Disclosure statement
No potential conflict of interest was reported by the authors.
Notes
1. The American Psychological Association defines cognitive skills as the ‘ability to understand complex ideas, to adapt effectively to the environment, to learn from experience, to engage in various forms of reasoning, to overcome obstacles by taking thought’ (Heckman Citation2011).
2. See Bowles, Gintis and Osborne (Citation2001) for a survey of such literature.
3. Based on the ILO classification, we consider occupations in ISCO88 category 9 as low-skilled (skill level 1) and ISCO88 categories 4–8 as medium-skilled (skill level 2). For more information, see the ILO website (http://www.ilo.org/public/english/bureau/stat/isco/isco88/index.htm).

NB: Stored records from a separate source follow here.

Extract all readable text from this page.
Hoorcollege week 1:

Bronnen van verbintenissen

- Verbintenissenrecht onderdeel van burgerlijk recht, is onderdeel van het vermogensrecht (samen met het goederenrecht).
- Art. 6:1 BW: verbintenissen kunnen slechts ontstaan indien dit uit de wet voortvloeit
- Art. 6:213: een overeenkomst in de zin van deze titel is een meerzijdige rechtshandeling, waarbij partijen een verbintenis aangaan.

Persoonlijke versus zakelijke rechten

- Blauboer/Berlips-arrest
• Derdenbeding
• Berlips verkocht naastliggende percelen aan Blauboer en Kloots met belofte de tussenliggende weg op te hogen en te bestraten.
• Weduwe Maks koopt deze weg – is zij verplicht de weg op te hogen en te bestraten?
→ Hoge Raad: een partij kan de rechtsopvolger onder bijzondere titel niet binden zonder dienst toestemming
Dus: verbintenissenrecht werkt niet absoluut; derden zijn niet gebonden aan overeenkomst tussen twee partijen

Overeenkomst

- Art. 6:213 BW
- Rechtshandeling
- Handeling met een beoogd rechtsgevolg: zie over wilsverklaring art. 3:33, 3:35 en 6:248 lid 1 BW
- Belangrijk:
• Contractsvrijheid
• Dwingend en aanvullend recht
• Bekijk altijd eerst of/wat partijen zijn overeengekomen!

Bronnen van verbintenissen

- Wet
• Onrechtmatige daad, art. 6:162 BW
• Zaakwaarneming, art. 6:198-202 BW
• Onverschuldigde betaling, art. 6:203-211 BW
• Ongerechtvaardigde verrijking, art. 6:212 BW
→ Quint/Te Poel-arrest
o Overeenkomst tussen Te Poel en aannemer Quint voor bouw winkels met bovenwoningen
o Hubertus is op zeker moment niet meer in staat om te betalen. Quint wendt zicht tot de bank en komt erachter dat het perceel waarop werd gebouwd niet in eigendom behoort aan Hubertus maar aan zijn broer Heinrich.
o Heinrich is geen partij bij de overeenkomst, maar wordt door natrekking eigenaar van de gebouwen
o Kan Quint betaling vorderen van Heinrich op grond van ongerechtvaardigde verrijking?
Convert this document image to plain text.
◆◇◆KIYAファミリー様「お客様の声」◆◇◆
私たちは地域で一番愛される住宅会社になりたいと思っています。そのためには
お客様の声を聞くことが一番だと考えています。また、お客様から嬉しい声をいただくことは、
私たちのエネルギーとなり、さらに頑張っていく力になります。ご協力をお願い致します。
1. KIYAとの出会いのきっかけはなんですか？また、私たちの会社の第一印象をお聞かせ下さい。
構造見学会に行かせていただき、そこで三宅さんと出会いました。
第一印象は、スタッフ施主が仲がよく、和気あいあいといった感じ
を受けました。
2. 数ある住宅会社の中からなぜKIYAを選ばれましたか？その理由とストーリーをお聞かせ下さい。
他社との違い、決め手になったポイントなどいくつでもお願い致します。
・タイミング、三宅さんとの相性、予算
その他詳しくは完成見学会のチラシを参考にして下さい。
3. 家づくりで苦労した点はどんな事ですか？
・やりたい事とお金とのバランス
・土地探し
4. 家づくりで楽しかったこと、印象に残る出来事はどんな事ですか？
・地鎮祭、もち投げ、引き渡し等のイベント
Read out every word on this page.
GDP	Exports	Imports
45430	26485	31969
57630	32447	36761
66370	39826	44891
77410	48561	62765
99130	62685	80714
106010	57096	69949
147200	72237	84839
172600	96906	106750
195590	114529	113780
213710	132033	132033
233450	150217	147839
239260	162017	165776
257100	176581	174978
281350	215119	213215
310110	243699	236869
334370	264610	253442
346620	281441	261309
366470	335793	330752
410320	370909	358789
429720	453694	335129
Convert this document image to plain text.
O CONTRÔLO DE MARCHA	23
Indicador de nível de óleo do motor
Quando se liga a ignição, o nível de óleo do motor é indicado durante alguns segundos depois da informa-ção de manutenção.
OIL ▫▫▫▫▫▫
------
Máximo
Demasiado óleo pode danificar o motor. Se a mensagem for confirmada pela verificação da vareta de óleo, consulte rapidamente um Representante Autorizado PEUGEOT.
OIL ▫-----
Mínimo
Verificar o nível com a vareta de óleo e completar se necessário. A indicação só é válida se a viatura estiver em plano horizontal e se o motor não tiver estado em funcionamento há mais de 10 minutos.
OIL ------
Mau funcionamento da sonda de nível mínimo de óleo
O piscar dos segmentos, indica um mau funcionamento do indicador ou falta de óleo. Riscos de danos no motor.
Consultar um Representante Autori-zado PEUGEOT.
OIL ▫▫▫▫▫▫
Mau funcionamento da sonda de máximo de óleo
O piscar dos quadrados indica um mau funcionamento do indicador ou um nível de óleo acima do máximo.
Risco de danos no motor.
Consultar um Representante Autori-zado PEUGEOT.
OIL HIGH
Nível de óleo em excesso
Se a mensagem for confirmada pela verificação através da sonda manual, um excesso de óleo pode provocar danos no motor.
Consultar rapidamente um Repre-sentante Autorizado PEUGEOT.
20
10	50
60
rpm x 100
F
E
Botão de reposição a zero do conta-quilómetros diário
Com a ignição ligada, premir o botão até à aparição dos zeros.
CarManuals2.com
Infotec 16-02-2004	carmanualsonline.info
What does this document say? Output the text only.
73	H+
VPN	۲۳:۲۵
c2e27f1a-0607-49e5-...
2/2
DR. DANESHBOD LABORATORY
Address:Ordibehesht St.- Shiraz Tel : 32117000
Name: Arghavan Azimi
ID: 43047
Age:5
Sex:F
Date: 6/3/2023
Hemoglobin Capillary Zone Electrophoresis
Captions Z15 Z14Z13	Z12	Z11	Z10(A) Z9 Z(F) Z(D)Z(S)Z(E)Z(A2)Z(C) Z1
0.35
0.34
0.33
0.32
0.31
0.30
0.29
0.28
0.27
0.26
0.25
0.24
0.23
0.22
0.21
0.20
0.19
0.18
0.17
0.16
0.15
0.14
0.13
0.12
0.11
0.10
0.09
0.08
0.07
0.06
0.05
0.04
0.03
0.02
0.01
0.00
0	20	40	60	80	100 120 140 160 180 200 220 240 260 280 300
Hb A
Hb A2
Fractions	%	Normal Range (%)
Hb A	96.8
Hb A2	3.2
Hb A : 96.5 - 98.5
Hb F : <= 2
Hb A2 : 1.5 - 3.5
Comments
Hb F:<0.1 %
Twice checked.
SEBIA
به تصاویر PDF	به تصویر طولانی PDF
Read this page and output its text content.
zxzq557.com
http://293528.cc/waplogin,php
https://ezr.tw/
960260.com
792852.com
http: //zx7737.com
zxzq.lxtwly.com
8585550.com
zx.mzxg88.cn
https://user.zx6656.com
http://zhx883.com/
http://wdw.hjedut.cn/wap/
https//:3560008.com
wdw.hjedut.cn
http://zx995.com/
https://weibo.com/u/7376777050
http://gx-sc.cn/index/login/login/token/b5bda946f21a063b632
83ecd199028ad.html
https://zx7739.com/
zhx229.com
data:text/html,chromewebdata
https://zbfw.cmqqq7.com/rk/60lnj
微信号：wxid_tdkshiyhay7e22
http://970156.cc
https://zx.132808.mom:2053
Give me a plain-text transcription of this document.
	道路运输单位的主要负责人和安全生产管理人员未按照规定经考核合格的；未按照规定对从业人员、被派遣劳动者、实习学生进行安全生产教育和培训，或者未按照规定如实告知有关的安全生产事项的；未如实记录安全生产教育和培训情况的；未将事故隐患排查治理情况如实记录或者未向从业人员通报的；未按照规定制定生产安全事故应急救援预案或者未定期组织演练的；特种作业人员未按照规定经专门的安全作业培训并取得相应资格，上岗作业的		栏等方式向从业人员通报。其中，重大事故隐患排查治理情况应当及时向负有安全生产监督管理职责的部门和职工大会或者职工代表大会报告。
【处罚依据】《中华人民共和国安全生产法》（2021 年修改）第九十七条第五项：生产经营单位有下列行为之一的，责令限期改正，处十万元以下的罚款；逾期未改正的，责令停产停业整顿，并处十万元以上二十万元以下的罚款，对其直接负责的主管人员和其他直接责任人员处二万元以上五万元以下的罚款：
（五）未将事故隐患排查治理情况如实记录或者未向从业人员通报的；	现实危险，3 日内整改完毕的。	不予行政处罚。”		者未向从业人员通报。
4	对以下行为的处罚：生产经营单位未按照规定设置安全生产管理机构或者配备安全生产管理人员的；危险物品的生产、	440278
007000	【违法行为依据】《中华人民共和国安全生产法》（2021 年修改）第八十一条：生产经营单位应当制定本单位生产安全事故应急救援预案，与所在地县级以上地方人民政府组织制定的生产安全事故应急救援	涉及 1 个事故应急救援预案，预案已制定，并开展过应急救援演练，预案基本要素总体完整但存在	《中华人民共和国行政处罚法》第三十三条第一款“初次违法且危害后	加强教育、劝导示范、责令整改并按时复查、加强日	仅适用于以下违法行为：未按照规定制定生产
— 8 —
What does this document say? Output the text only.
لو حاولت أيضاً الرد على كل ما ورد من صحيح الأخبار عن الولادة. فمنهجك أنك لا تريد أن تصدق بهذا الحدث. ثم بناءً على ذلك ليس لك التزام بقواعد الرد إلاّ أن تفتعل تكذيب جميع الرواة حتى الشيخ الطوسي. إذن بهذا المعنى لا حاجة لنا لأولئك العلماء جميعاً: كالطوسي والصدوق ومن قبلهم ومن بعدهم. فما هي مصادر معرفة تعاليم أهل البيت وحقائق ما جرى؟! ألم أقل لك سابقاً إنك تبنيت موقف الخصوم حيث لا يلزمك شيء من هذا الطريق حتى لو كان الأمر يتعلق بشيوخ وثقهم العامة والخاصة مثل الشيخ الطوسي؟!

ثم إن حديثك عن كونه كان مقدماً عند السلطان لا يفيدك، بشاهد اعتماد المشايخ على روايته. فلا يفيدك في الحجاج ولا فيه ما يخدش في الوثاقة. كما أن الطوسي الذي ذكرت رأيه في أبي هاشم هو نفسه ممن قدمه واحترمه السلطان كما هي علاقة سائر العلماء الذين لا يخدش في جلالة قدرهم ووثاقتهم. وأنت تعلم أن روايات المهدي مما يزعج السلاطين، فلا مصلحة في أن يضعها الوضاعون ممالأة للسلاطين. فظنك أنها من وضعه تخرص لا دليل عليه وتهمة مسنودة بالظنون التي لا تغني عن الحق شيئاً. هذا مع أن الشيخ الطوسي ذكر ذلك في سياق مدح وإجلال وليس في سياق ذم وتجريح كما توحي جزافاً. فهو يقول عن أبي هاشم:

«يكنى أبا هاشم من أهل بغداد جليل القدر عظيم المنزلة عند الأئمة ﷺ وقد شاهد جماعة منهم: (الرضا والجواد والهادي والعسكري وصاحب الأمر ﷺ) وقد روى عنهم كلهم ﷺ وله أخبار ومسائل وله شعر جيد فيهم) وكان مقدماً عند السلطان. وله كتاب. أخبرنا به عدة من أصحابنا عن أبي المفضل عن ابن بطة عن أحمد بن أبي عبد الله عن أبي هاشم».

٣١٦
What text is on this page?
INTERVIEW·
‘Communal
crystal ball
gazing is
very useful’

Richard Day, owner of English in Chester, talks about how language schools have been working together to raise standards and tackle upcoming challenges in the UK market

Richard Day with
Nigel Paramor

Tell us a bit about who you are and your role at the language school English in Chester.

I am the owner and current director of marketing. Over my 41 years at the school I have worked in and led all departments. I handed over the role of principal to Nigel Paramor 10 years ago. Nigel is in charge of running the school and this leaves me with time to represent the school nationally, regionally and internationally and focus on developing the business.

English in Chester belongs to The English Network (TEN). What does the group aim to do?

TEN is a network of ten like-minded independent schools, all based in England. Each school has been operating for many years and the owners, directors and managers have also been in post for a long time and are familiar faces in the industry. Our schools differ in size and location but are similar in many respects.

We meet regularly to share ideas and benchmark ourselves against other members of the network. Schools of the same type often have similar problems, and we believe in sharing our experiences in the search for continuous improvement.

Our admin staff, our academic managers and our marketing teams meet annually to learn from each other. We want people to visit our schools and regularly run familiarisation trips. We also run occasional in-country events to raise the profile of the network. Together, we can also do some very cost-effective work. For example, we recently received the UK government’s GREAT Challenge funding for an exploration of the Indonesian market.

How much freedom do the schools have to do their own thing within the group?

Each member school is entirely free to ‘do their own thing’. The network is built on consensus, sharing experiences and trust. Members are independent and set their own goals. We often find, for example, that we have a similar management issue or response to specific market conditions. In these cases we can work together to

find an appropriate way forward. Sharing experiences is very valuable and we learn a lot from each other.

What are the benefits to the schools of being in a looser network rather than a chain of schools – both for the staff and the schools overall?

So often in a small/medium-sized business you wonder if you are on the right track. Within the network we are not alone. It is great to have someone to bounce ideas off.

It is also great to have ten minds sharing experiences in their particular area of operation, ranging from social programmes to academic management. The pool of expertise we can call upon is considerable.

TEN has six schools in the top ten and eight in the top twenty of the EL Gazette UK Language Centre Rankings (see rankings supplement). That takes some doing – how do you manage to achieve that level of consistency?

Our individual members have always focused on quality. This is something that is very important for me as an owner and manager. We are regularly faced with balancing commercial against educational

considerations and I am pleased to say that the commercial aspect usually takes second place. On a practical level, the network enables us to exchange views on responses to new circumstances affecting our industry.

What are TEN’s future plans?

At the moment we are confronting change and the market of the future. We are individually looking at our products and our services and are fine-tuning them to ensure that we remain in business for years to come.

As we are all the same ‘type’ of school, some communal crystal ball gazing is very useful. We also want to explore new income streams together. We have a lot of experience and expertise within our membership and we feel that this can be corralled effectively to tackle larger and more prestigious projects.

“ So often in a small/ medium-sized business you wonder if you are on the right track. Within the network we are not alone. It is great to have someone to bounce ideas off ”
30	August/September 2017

We are aware of the debate contesting such clear division, but it is beyond the scope of this paper to engage with it in more depth. For a discussion and critique on measuring and conceptualising low-skillness see Kureková, Haita, and Beblavỳ (Citation2013).
4. The job ads posted in EURES also have a ‘predefined’ experience field, which was added to the occurrence of experience requirement in the ad description itself.
5. See the EURES website at http://ec.europa.eu/eures/home.jsp?lang=en.
6. Unfortunately, at the time of study we did not have data to estimate the portal coverage at the national level.
7. See the article ‘About EURES Job-search’ on the EURES website (http://ec.europa.eu/eures/main.jsp?acro=job&lang=en&catId=481&parentCategory=481).
8. From the three analysed countries, Denmark is the only one where employers are obliged to report existing vacancy to national PES. In the Czech Republic and Ireland such mandatory obligation does not exist.
9. For an overview of the use of public versus private employment service providers see European Commission and ECORYS (Citation2012, 97).
10. When enquiring about the reason for no or extremely few vacancies in these categories in Ireland with EURES web design staff, we were told that the countries are asked to transpose their national classification systems to ISCO88, which in the case of Ireland is in some occupational areas more problematic due to greater differences between the international classification and the Irish system.
11. These are the latest available according to European Commission and ECORYS (Citation2012, 123).
12. Advertisements written in a foreign language were excluded from the analysis. In all three countries, this meant only a few job advertisements, typically written in English or German.